[OAM-talk] Nov. RELEIF Meeting Goals
Brian Russo
brian at beruna.org
Thu Nov 5 11:03:07 MST 2009
On Thu, Nov 5, 2009 at 4:41 AM, Schuyler Erle <schuyler at nocat.net> wrote:
> On Wed, 2009-11-04 at 22:44 -1000, Brian Russo wrote:
> >
> > 2. The actual tiling & dissemination/content delivery portion. This
> > is much more automated, and while initially could be something as
> > simple as a few servers rsynching or whatever, eventually would be an
> > "automagical" self-balancing/managing/etc content delivery platform.
> > Realistically a lot of the tech for this part is probably already
> > written. I know we have a lot of tiling stuff out there right now, and
> > I'm sure there is some open source content federation work (though I
> > haven't looked).
>
> I'm 100% in agreement that the catalog ought to come first. But is
> anyone here familiar with open source content federation software that
> actually works? A quick bit of Google searching reveals only Coral CDN,
> which definitely won't work for our purposes.
>
I may have glossed over it a bit too much, at the end of the day it remains
in my mind a fairly generic problem, and if we need to write software so be
it, but I don't think it's something that's a particularly novel problem.

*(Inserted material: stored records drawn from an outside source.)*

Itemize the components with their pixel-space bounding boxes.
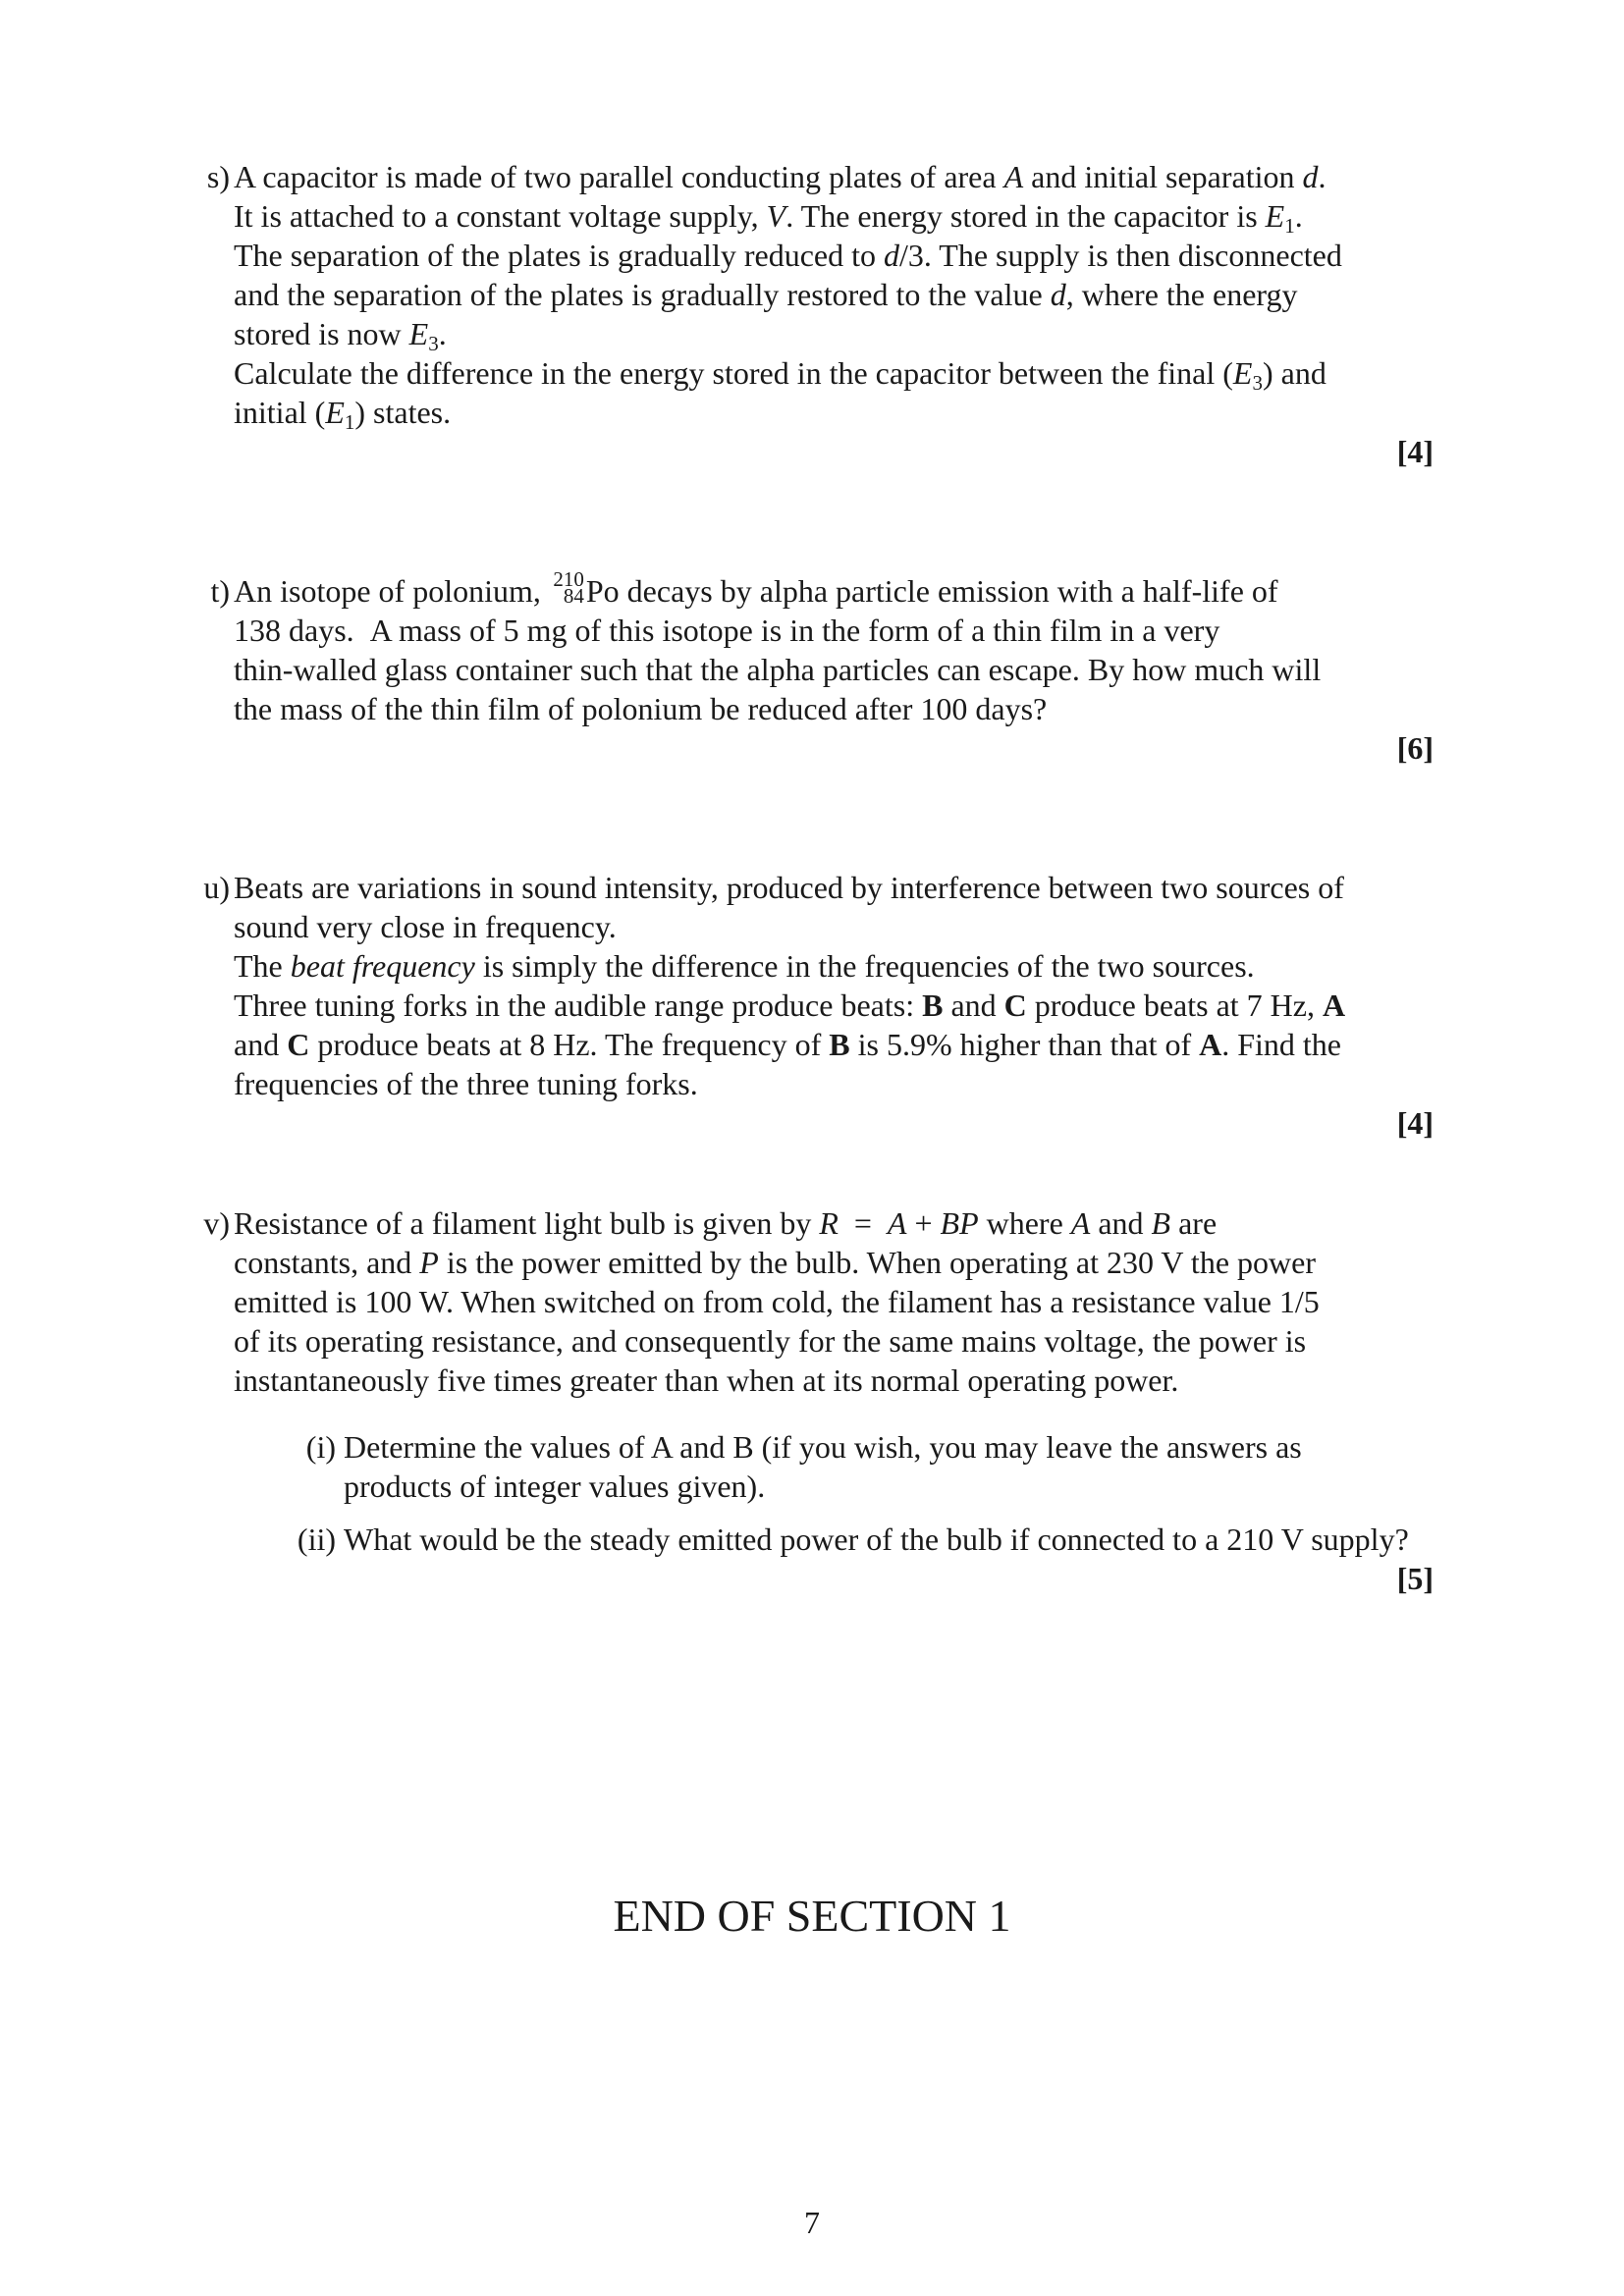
- isotope-notation: 210 84: [553, 567, 584, 608]
- text-line: The separation of the plates is gradually reduced to d/3. The supply is then disconnected: [234, 238, 1342, 273]
- subquestion-label: (ii): [297, 1522, 336, 1557]
- marks: [5]: [1396, 1561, 1434, 1596]
- text-line: constants, and P is the power emitted by the bulb. When operating at 230 V the power: [234, 1245, 1316, 1280]
- text-line: instantaneously five times greater than when at its normal operating power.: [234, 1362, 1179, 1398]
- text-line: Beats are variations in sound intensity, produced by interference between two sources of: [234, 870, 1344, 905]
- marks: [4]: [1396, 1105, 1434, 1141]
- text-line: The beat frequency is simply the difference in the frequencies of the two sources.: [234, 948, 1255, 984]
- end-of-section-heading: END OF SECTION 1: [613, 1891, 1011, 1941]
- text-line: 138 days. A mass of 5 mg of this isotope is in the form of a thin film in a very: [234, 613, 1220, 648]
- text-line: What would be the steady emitted power of the bulb if connected to a 210 V supply?: [344, 1522, 1409, 1557]
- text-line: stored is now E3.: [234, 316, 447, 355]
- marks: [6]: [1396, 730, 1434, 766]
- question-u: [203, 868, 1434, 1143]
- subquestion-label: (i): [305, 1429, 336, 1465]
- question-text: [234, 157, 1434, 432]
- question-v: [203, 1203, 1434, 1598]
- text-line: thin-walled glass container such that the alpha particles can escape. By how much will: [234, 652, 1322, 687]
- question-s: [206, 157, 1434, 471]
- text-line: of its operating resistance, and consequently for the same mains voltage, the power is: [234, 1323, 1307, 1359]
- text-line: A capacitor is made of two parallel conducting plates of area A and initial separation d.: [234, 159, 1326, 194]
- question-text: [234, 1203, 1434, 1400]
- question-text: [234, 868, 1434, 1103]
- text-line: and the separation of the plates is gradually restored to the value d, where the energy: [234, 277, 1298, 312]
- text-line: An isotope of polonium, 210 84 Po decays by alpha particle emission with a half-life of: [234, 567, 1278, 609]
- text-line: emitted is 100 W. When switched on from cold, the filament has a resistance value 1/5: [234, 1284, 1320, 1319]
- text-line: It is attached to a constant voltage supply, V. The energy stored in the capacitor is E1.: [234, 198, 1303, 238]
- text-line: initial (E1) states.: [234, 395, 452, 434]
- question-t: [210, 567, 1434, 768]
- question-label: u): [203, 870, 230, 905]
- text-line: Three tuning forks in the audible range produce beats: B and C produce beats at 7 Hz, A: [234, 988, 1346, 1023]
- text-line: Resistance of a filament light bulb is given by R = A + BP where A and B are: [234, 1205, 1218, 1241]
- question-label: t): [210, 573, 230, 609]
- marks: [4]: [1396, 434, 1434, 469]
- text-line: Calculate the difference in the energy stored in the capacitor between the final (E3) and: [234, 355, 1326, 395]
- subquestion-i: [234, 1427, 1434, 1506]
- text-line: and C produce beats at 8 Hz. The frequency of B is 5.9% higher than that of A. Find the: [234, 1027, 1341, 1062]
- page-number: 7: [804, 2205, 820, 2240]
- text-line: sound very close in frequency.: [234, 909, 617, 944]
- question-label: v): [203, 1205, 230, 1241]
- subquestion-ii: [234, 1520, 1434, 1559]
- question-text: [234, 567, 1434, 728]
- text-line: frequencies of the three tuning forks.: [234, 1066, 698, 1101]
- text-line: the mass of the thin film of polonium be reduced after 100 days?: [234, 691, 1048, 726]
- question-label: s): [206, 159, 230, 194]
- text-line: Determine the values of A and B (if you wish, you may leave the answers as: [344, 1429, 1302, 1465]
- text-line: products of integer values given).: [344, 1468, 766, 1504]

Quick search reveals a few others.. Cacheboy CDN, Globule, etc all look
like dead projects. At the least in my mind it remains a logically separate
task.
>
> > This is where your big bandwidth and platters come into play, and is
> > of course crucial to the whole process - but I do not see it as being
> > especially "geospatial" in the sense that this is a rather generic
> > (aka license-plate making) step of the process.
>
> Actually, Paul pointed out (and I agree), that taking advantage of
> geo-locality might actually provide significant optimization to the
> distribution network. So it's not necessarily that simple.
>
That's possible, I'm not sure I really agree. I was thinking about it on the
way home and it really depends on the usage case for the data. If the usage
case is something like finding directions, then definitely there'll be a
geolocation component, but for many other uses there will not be (I think)

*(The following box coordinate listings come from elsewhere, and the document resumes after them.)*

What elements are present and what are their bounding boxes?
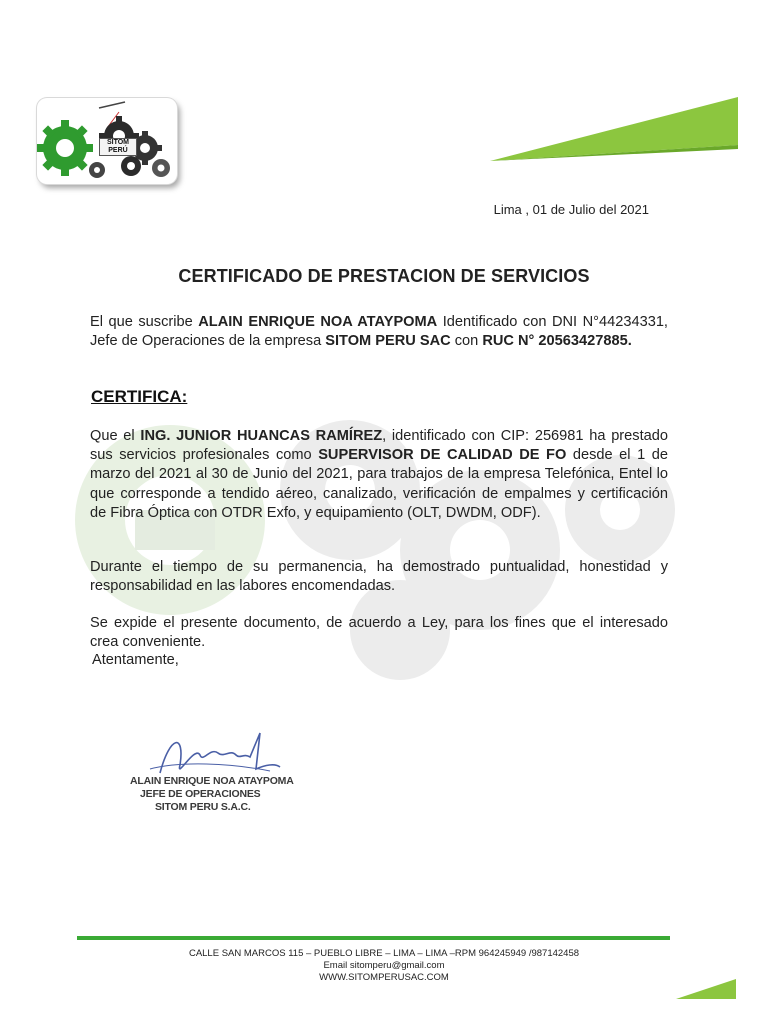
conduct-paragraph: Durante el tiempo de su permanencia, ha demostrado puntualidad, honestidad y responsabilidad en las labores encomendadas. bbox=[90, 559, 668, 595]
header-swoosh bbox=[490, 95, 740, 165]
certification-paragraph: Que el ING. JUNIOR HUANCAS RAMÍREZ, identificado con CIP: 256981 ha prestado sus servicios profesionales como SUPERVISOR DE CALIDAD DE FO desde el 1 de marzo del 2021 al 30 de Junio del 2021, para trabajos de la empresa Telefónica, Entel lo que corresponde a tendido aéreo, canalizado, verificación de empalmes y certificación de Fibra Óptica con OTDR Exfo, y equipamiento (OLT, DWDM, ODF). bbox=[90, 428, 668, 521]
closing-text: Atentamente, bbox=[92, 652, 179, 668]
footer-address: CALLE SAN MARCOS 115 – PUEBLO LIBRE – LIMA – LIMA –RPM 964245949 /987142458 bbox=[188, 948, 580, 959]
signer-company: SITOM PERU S.A.C. bbox=[155, 801, 251, 813]
document-date: Lima , 01 de Julio del 2021 bbox=[493, 202, 649, 217]
footer-swoosh bbox=[676, 977, 738, 1001]
company-logo bbox=[37, 98, 177, 184]
footer-divider bbox=[77, 936, 670, 940]
certifica-heading: CERTIFICA: bbox=[91, 387, 188, 406]
signer-name: ALAIN ENRIQUE NOA ATAYPOMA bbox=[130, 775, 294, 787]
footer-website: WWW.SITOMPERUSAC.COM bbox=[319, 972, 449, 983]
document-title: CERTIFICADO DE PRESTACION DE SERVICIOS bbox=[178, 266, 590, 286]
signer-role: JEFE DE OPERACIONES bbox=[140, 788, 261, 800]
issuer-paragraph: El que suscribe ALAIN ENRIQUE NOA ATAYPOMA Identificado con DNI N°44234331, Jefe de Operaciones de la empresa SITOM PERU SAC con RUC N° 20563427885. bbox=[90, 314, 668, 350]
purpose-paragraph: Se expide el presente documento, de acuerdo a Ley, para los fines que el interesado crea conveniente. bbox=[90, 615, 668, 651]
logo-text: SITOM PERÚ bbox=[99, 138, 137, 156]
footer-email: Email sitomperu@gmail.com bbox=[323, 960, 445, 971]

an appreciable correlation. For example research, agency disaster response,
casual browsing, vacation/trip planning, etc.. Definitely worth looking into
- in the end it really depends what proportion of usage will have a
geolocality aspect and I think if it's rather small then it may not be
worthwhile to implement - but I don't know either way.
>
> > ... just focusing on the tiling/dissemination piece is pretty moot
> > until you get a good set of data partners and a framework of business
> > processes/rules for managing the workflow of data. I don't mean to say
> > that we need some massive unwieldy bureacracy or anything of that
> > sort.
>
> I agree that long-term management will require some kind of process to
> be elaborated. I strongly suggest that, if we're serious, this mailing
> list should nominate and constitute a Project Steering Committee to
> outline such a process (preferably one as simple as possible) and
> empower trusted individuals to do the work.
>
I agree it should be simple as possible, I don't mean at all that this
should be complex; I believe it should be lightweight, flexible, and
effective. I think most of us can agree that one thing about these types of
projects is you cannot anticipate every usage case that folds out; so you
just try your darndest to build it right but in a flexible enough way that
someone can come along and make it do what they want - but at the same time
not so heavy that it never takes off the ground.
>
> (by PSC I mean something like
> http://trac.openlayers.org/wiki/SteeringCommittee)
>
> > This is all fine, but if you're not just dealing with a few standard
> > products, I think you really want a plan to deal with all that imagery
> > and how you'll stitch it together, handle quality vs timeliness, etc..
> > Otherwise it will just be a big cluster of unusable imagery (IMO).
>
> Please amplify on these points? Thanks!
>
We're going to have different currency of data versus quality of data; you
need ways to determine what the main 'skin' gets. How much more important is
it that something be good quality (resolution, cloud cover, etc) versus
being recent? Is a 30% cloud cover shot that's 6 months old worse than a 10%
cloud cover shot that's 12 months old? The answer of course is "it depends".
As someone else touched on, if we get a newer re-shoot of imagery that's in
the middle of say.. an urban corridor.. how do we integrate that into the
larger county dataset? That currency will be important for some
applications, but if the area hasn't really changed much it might just make
the imagery mosaic uglier. Simply overlay? Turn it on at a different scale
dependency? What do you when you have multiple data sources of similar
resolution/quality/currency but perhaps differ say.. being natural colour
versus CIR? Both are good for different applications. Perhaps not the most
striking sorts of questions that will fall out, but I did just wakeup.
Some of these sorts of questions turn out to be very simple, but they still
have to be answered somehow and with some consistency that people know what
they're getting. Google imagery for example is great, but I never know what
their criteria for currency vs quality are - not a big deal if you're
dealing with turn-by-turn directions in a relatively established urban core;
but important if you're trying to establish whether a bridge still exists so
you can drive across it in some remote area.